We miss meeting each other. Running education remote has not been that great, some say. Right now, there are many who claim, and therefore also expect, that students want to come back to Campus, post-COVID. Surveys have been done, the students themselves have answered how they want it. But can we really trust these surveys?
The book Everybody Lies is a liberating read in that it is about what people do, not what they say they do. The book is written by one of Google’s former analytics executives. On point after point after point, he shows that: we say one thing, but do another.

When asked directly, we say that we have a good relationship with our partner. But we Google “is he/she unfaithful”. The whole book is full of examples like that. All based on the search data around us people that Google has after all. The title is the message.
Everybody lies.
At the height of the illegal file sharing of music the music industry conducted a major global survey to find out how customers wanted it. The answer they got was that the majority of customers wanted to keep the CD. The industry then moved confidently in that direction.
Just a few years later, record sales were lower than ever before, and streaming had begun to take over from record stores.
Everybody lies, ourselves included.
If you have ever had young students and asked them if they want feedback on their exams, you have probably received the answer yes. If you then gave them feedback, do you think they care? Maybe. Some of them? Everyone? Or, none of them at all?

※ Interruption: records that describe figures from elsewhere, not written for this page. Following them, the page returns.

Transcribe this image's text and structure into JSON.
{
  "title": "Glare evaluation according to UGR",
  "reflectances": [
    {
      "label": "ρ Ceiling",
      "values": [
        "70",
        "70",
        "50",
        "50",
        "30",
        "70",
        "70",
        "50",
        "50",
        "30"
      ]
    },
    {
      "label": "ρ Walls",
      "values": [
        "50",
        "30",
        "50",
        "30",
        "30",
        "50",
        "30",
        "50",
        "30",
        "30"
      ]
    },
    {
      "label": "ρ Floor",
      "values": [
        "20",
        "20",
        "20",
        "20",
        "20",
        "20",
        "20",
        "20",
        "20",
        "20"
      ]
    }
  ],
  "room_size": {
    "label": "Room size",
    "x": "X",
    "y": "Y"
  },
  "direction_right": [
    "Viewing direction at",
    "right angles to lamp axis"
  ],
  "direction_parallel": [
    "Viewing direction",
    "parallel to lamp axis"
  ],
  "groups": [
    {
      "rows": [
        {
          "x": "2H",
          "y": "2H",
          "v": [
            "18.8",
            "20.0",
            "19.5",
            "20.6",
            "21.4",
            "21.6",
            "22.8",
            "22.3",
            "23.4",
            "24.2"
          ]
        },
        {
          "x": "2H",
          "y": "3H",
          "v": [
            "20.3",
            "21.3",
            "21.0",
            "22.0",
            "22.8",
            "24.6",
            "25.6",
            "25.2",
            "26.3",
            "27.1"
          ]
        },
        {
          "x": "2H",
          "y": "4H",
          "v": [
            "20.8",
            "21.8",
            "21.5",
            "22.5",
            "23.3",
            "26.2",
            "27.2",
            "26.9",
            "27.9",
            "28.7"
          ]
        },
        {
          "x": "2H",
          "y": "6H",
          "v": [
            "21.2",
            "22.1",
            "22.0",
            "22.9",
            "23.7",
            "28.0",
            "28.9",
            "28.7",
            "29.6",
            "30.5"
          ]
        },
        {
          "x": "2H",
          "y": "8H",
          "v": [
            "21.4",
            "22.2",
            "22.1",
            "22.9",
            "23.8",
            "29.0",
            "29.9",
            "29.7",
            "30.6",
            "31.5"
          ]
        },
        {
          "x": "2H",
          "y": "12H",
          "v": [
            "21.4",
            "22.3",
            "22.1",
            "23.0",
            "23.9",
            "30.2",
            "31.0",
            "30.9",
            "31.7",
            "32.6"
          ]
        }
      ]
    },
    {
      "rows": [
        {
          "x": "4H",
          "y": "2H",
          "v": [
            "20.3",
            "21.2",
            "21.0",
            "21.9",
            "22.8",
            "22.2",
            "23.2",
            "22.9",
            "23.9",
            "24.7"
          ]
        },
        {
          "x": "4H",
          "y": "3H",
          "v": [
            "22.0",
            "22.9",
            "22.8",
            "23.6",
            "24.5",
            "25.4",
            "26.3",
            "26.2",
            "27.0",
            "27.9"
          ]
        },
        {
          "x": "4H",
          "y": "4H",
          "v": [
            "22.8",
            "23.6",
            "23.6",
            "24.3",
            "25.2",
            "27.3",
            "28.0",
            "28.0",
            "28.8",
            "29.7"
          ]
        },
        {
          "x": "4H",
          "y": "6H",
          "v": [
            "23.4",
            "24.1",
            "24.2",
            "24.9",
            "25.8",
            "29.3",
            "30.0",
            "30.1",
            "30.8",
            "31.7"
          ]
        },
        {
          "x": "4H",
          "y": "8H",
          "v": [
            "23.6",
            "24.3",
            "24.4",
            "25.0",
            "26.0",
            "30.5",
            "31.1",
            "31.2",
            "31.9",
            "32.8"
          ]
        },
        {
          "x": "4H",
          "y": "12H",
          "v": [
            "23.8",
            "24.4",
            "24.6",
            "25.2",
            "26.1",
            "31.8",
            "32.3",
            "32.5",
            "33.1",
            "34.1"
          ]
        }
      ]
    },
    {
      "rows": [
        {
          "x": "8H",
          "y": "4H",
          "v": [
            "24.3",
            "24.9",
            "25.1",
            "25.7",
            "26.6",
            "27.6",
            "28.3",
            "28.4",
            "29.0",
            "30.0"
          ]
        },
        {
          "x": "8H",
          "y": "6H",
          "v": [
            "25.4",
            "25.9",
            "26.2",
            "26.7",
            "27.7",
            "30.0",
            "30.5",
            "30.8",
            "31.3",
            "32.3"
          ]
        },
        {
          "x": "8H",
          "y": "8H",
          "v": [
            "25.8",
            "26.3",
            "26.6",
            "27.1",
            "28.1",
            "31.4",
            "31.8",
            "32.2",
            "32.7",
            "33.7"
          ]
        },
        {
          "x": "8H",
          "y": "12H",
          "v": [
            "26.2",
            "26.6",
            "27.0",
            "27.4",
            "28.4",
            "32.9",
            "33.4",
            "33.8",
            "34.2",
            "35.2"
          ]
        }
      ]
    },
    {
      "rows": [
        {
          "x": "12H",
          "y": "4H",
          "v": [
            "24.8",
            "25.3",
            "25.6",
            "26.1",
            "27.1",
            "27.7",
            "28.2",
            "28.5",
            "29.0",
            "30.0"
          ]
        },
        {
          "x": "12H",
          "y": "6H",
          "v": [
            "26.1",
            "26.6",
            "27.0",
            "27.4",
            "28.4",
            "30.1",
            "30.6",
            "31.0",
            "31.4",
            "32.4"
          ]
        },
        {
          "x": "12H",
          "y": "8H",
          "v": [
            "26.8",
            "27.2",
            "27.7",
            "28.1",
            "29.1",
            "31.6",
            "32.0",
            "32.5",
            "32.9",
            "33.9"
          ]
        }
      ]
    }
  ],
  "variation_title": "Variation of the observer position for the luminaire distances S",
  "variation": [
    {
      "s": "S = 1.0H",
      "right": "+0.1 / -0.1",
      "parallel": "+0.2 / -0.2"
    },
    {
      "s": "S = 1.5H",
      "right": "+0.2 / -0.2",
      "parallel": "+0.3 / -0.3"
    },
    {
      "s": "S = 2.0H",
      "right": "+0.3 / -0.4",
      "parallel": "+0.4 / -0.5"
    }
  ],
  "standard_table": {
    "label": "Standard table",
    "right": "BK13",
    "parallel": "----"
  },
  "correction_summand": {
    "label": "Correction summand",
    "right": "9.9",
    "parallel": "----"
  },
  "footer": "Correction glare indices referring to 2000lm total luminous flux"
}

15 years ago, the idea of the difference between what students “say” and what they actually “do” struck me hard. I held a course where the students were unusually clear that they thought that teachers in their previous courses had given them far too little feedback. So, I put extra energy into giving them a lot of feedback on their exams this time around.
At that time, physical paper exams were used, and the exams could, once corrected, be collected on the physical student expedition. I wrote my feedback by hand on each individual exam. Short essays even.
In some cases I gave unusually good students a handwritten star, and a smiley, including a comment like ”we never get too old for not remembering life as young children…well done by you!” on their exam. In other cases, I made smileys on unusually different, but wrong, exam-answers too, including a comment like ”thanks for trying, but sorry, not this time. Its more like X, Y, Z”.
I really tried to utilize the idea that reading my feedback could become a learning-event by itself, jointly with a smile.
However, a few years later, there was cleaning at the student expedition. Then I learned that a maximum of 20% of the students had even collected their exam. I had written feedback on exams that had never been read.
I think we can be sure that quite a few students will return to campus this fall. Not even the music industry did change overnight. But how many of them will be back in the fall?
Do not trust what students say they want. Trust instead what they do.
Can we really be sure that all students will return to campus post-COVID?
Why would students be a species of creature that is fundamentally different from customers in all other types of markets that exist?